An article in The New Scientist.
Here's the link:
http://www.newscientist.com/article/mg20727680.400-crunching-cancer-with-numbers.html?page=1
"Within five years, the team hopes to have a single, all-embracing
model of mouse lymphoma that fits the data as convincingly, and has as
much predictive power, as a theory of gravity or electric fields. If
they can pull that off, transferring the insights to humans will be
the next challenge. The dream is to produce a model that, by plugging
in key parameters - sex, blood pressure, genetic sequences and the
like - could predict an individual's response to various combinations
of cancer therapies. "We could run a simulation for each patient, and
design a complex treatment specific to that patient," says Hillis.
"Maybe we would use some radiation for while, then heat them up, then
change the glucose level in their blood."
"Not everybody is convinced by the new approach. Many biologists doubt
the human body will give up its mysteries under crude mathematical
scrutiny.

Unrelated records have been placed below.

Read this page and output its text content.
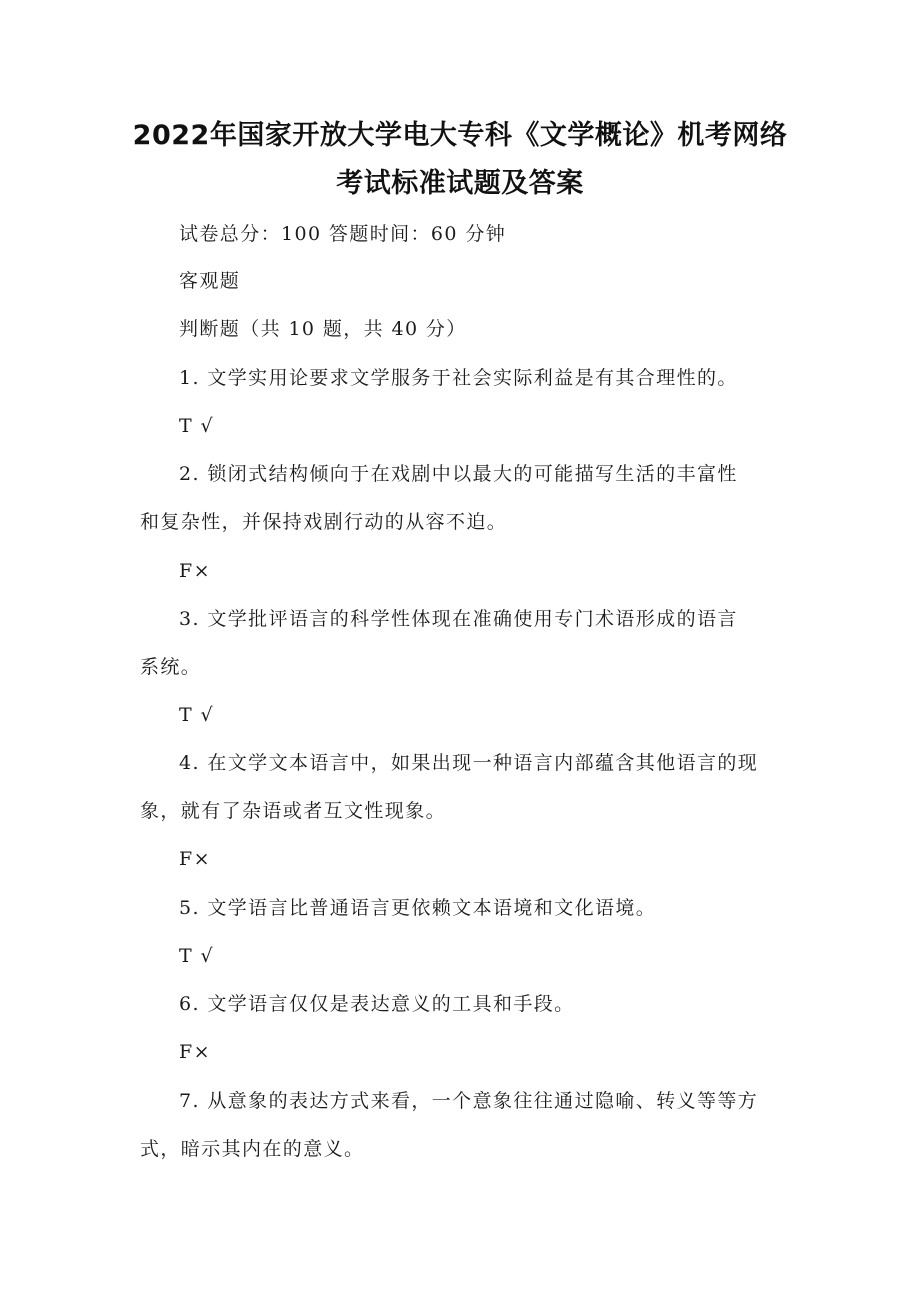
2022年国家开放大学电大专科《文学概论》机考网络
考试标准试题及答案
试卷总分：100 答题时间：60 分钟
客观题
判断题（共 10 题，共 40 分）
1. 文学实用论要求文学服务于社会实际利益是有其合理性的。
T √
2. 锁闭式结构倾向于在戏剧中以最大的可能描写生活的丰富性
和复杂性，并保持戏剧行动的从容不迫。
F×
3. 文学批评语言的科学性体现在准确使用专门术语形成的语言
系统。
T √
4. 在文学文本语言中，如果出现一种语言内部蕴含其他语言的现
象，就有了杂语或者互文性现象。
F×
5. 文学语言比普通语言更依赖文本语境和文化语境。
T √
6. 文学语言仅仅是表达意义的工具和手段。
F×
7. 从意象的表达方式来看，一个意象往往通过隐喻、转义等等方
式，暗示其内在的意义。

Such an approach implies a degree of simplification and loss
of detail that could never do justice to the complexities of a dynamic
and variable system, they argue. "You can come up with computational
models, and they may be very interesting, but the question is whether
they reflect reality," says Leonard Augenlicht, an oncologist at the
Albert Einstein College of Medicine of Yeshiva University in New York."